Around 100,000 Russian soldiers are stationed near the Ukrainian border, and the West fears the Russian intentions.
The US recently warned that a Russian invasion of Ukraine could be underway, referring to a large military buildup along borders to Ukraine. The head of Ukraine’s military intelligence agency, Kyrylo Budanov, also recently sounded the alarm and said that a Russian invasion could occur in January or February.
“They (Russians) want to ignite riots through protests and demonstrations that would show that people are against the government,” said Budanov and added that he would expect a Russian attack to focus on several Ukrainian cities with airstrikes, artillery, armor attacks, and airborne assaults.

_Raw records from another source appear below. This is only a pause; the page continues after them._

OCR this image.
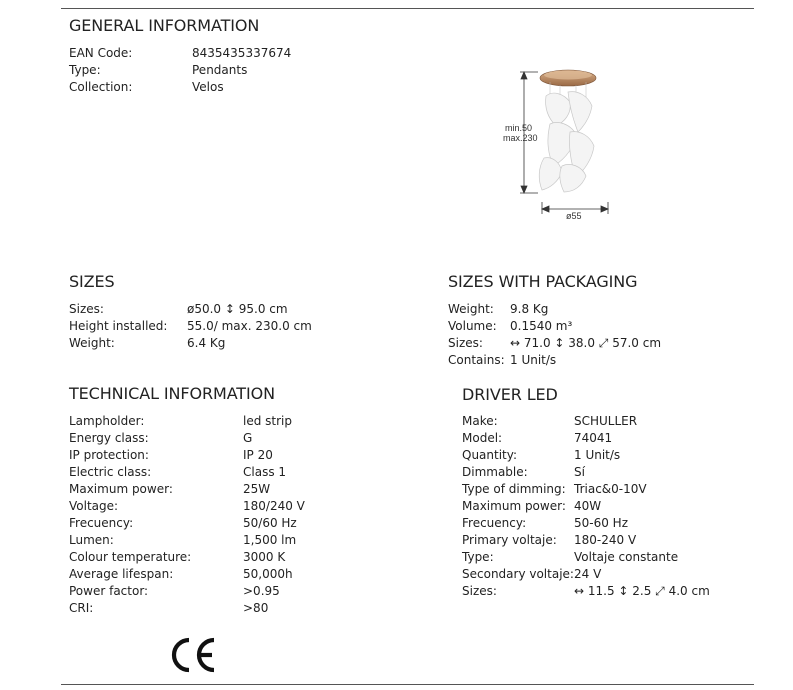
GENERAL INFORMATION
EAN Code:	8435435337674
Type:	Pendants
Collection:	Velos
min.50
max.230
ø55
SIZES
Sizes:	ø50.0 ↕ 95.0 cm
Height installed: 55.0/ max. 230.0 cm
Weight:	6.4 Kg
SIZES WITH PACKAGING
Weight: 9.8 Kg
Volume: 0.1540 m³
Sizes: ↔ 71.0 ↕ 38.0 ⤢ 57.0 cm
Contains: 1 Unit/s
TECHNICAL INFORMATION
Lampholder:	led strip
Energy class:	G
IP protection:	IP 20
Electric class:	Class 1
Maximum power:	25W
Voltage:	180/240 V
Frecuency:	50/60 Hz
Lumen:	1,500 lm
Colour temperature:	3000 K
Average lifespan:	50,000h
Power factor:	>0.95
CRI:	>80
DRIVER LED
Make:	SCHULLER
Model:	74041
Quantity:	1 Unit/s
Dimmable:	Sí
Type of dimming: Triac&0-10V
Maximum power: 40W
Frecuency:	50-60 Hz
Primary voltaje: 180-240 V
Type:	Voltaje constante
Secondary voltaje: 24 V
Sizes:	↔ 11.5 ↕ 2.5 ⤢ 4.0 cm
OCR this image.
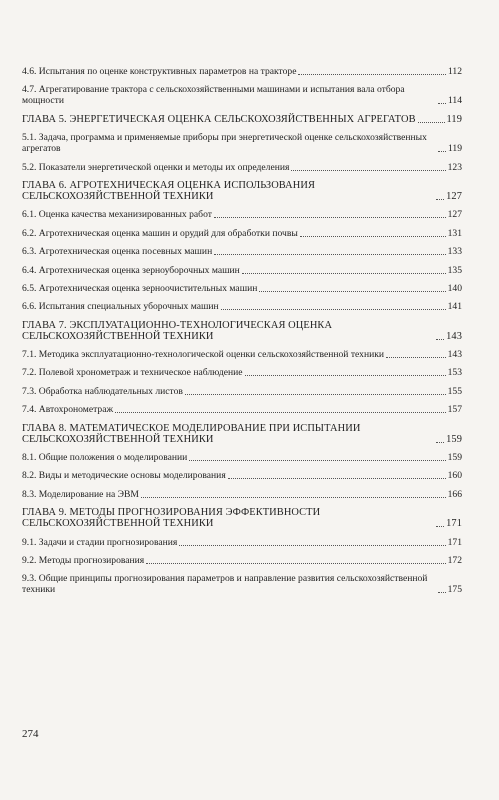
4.6. Испытания по оценке конструктивных параметров на тракторе	112
4.7. Агрегатирование трактора с сельскохозяйственными машинами и испытания вала отбора мощности	114
ГЛАВА 5. ЭНЕРГЕТИЧЕСКАЯ ОЦЕНКА СЕЛЬСКОХОЗЯЙСТВЕННЫХ АГРЕГАТОВ	119
5.1. Задача, программа и применяемые приборы при энергетической оценке сельскохозяйственных агрегатов	119
5.2. Показатели энергетической оценки и методы их определения	123
ГЛАВА 6. АГРОТЕХНИЧЕСКАЯ ОЦЕНКА ИСПОЛЬЗОВАНИЯ СЕЛЬСКОХОЗЯЙСТВЕННОЙ ТЕХНИКИ	127
6.1. Оценка качества механизированных работ	127
6.2. Агротехническая оценка машин и орудий для обработки почвы	131
6.3. Агротехническая оценка посевных машин	133
6.4. Агротехническая оценка зерноуборочных машин	135
6.5. Агротехническая оценка зерноочистительных машин	140
6.6. Испытания специальных уборочных машин	141
ГЛАВА 7. ЭКСПЛУАТАЦИОННО-ТЕХНОЛОГИЧЕСКАЯ ОЦЕНКА СЕЛЬСКОХОЗЯЙСТВЕННОЙ ТЕХНИКИ	143
7.1. Методика эксплуатационно-технологической оценки сельскохозяйственной техники	143
7.2. Полевой хронометраж и техническое наблюдение	153
7.3. Обработка наблюдательных листов	155
7.4. Автохронометраж	157
ГЛАВА 8. МАТЕМАТИЧЕСКОЕ МОДЕЛИРОВАНИЕ ПРИ ИСПЫТАНИИ СЕЛЬСКОХОЗЯЙСТВЕННОЙ ТЕХНИКИ	159
8.1. Общие положения о моделировании	159
8.2. Виды и методические основы моделирования	160
8.3. Моделирование на ЭВМ	166
ГЛАВА 9. МЕТОДЫ ПРОГНОЗИРОВАНИЯ ЭФФЕКТИВНОСТИ СЕЛЬСКОХОЗЯЙСТВЕННОЙ ТЕХНИКИ	171
9.1. Задачи и стадии прогнозирования	171
9.2. Методы прогнозирования	172
9.3. Общие принципы прогнозирования параметров и направление развития сельскохозяйственной техники	175
274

Ukraine also sounded the alarms back in Spring, when Russia also moved almost 100,000 forces close to the Ukrainian border. This time, however, several experts say that it is more dangerous, where some fear that the Russian President Vladimir Putin has lost patience with the stranded peace negotiations.
The Ukrainian Minister for Foreign Affairs Dmytro Kuleba says that Ukraine is doing everything to avoid a war with Russia, writes Ukrinform.
“Russia’s main goal is to make Ukraine as weak as possible … by destabilizing it from within, blocking Ukraine’s cooperation with other states in the area of defense. Meanwhile, the president of Ukraine sets a completely different task – to make Ukraine as strong as possible,” said Kuleba.
“Whether he will implement the option depends on the two factors: our strength and calm of Ukrainians, as well as coordination and strength of our partners’ action,” Kuleba added.
Support from the West
Over the last two weeks, Ukraine has received much support from the West such as the promise that Britain is ready to send 600 troops to Ukraine. France and Germany also said in a joint statement that “any further attempt to undermine the territorial integrity of Ukraine would have serious consequences.”
The US Secretary of State Antony Blinken also said recently that it would be a “serious mistake for Russia to engage in a repeat of what it did in 2014.”
Secretary of the National Security and Defense Council of Ukraine, Oleksiy Danilov, said that he feels confident that Ukraine will receive help in case of an invasion.
“The only thing that remains unclear is whether Putin will act on the offensive, and if so, when. However, we must be ready in any case and our partners have assured us that they will help Ukraine as much as possible,” he said, “… “It is no secret that we exchange intelligence data, so almost everyone understands what is happening.”
Russia points to Western aggression
While the West points to Russia as the aggressor, Kremlin sees the situation much differently. The Russian leadership points to Ukraine and NATO as the real aggressor, and they say that NATO is destabilizing the situation.
“Kyiv is itself building up its forces, Kyiv is being helped to build up its forces, Kyiv is being supplied with a significant amount of weapons, including modern high-tech weapons,” said Kremlin spokesperson Dmitry Peskov, according to Al Jazeera, “The number of provocations is growing and growing significantly. What’s more, these provocations are being carried out with weapons being supplied by NATO countries.”
Peskov added that he sees the current Western concerns as propaganda.
“This hysteria is being artificially whipped up,” he said, “…We are being accused of some kind of unusual military activity on our territory by those who have brought in their armed forces from across the ocean. That is, the United States of America.”
Russian Foreign Minister Sergey Lavrov told the Russian news agency Tass yesterday that Russia and the U.S. might soon meet to discuss the situation.
“In the course of the next contact between our presidents, its time and other parameters are now being discussed, the topic of Ukraine will definitely emerge one way or another,” said Lavrov.
The red lines
Some experts are pointing towards that Russia is seeking security guarantees and that it could be the topic of a new meeting between the Russian and U.S Presidents. At the recent meeting at the Russian Foreign Ministry Board, Putin said that Russia needs to make its red lines more clear to the U.S.
“Indeed, we constantly express our concerns about these matters and talk about red lines, but of course, we understand that our partners are peculiar in the sense that they have a very – how to put it mildly – superficial approach to our warnings about red lines. We remember well NATO’s eastward expansion… Despite the fact that relations between Russia and our Western partners… were nothing short of unique… our concerns and warnings regarding NATO’s eastward expansion have been totally ignored,” said Putin at the meeting at the Russian Foreign Ministry Board.
“There have been several waves of expansion, and let’s look at where the military infrastructure of the NATO bloc is now – anti-missile defense systems have been deployed right next to our borders in Romania and Poland. These can easily be put to offensive use with the Mk-41 launchers there; replacing the software takes only minutes,” said Putin and added that it is Russias primary job now to make sure that they will avoid a conflict with the West.
“Second, Mr. Lavrov, it is imperative to push for serious long-term guarantees that ensure Russia’s security in this area, because Russia cannot constantly be thinking about what could happen there tomorrow,” Putin added.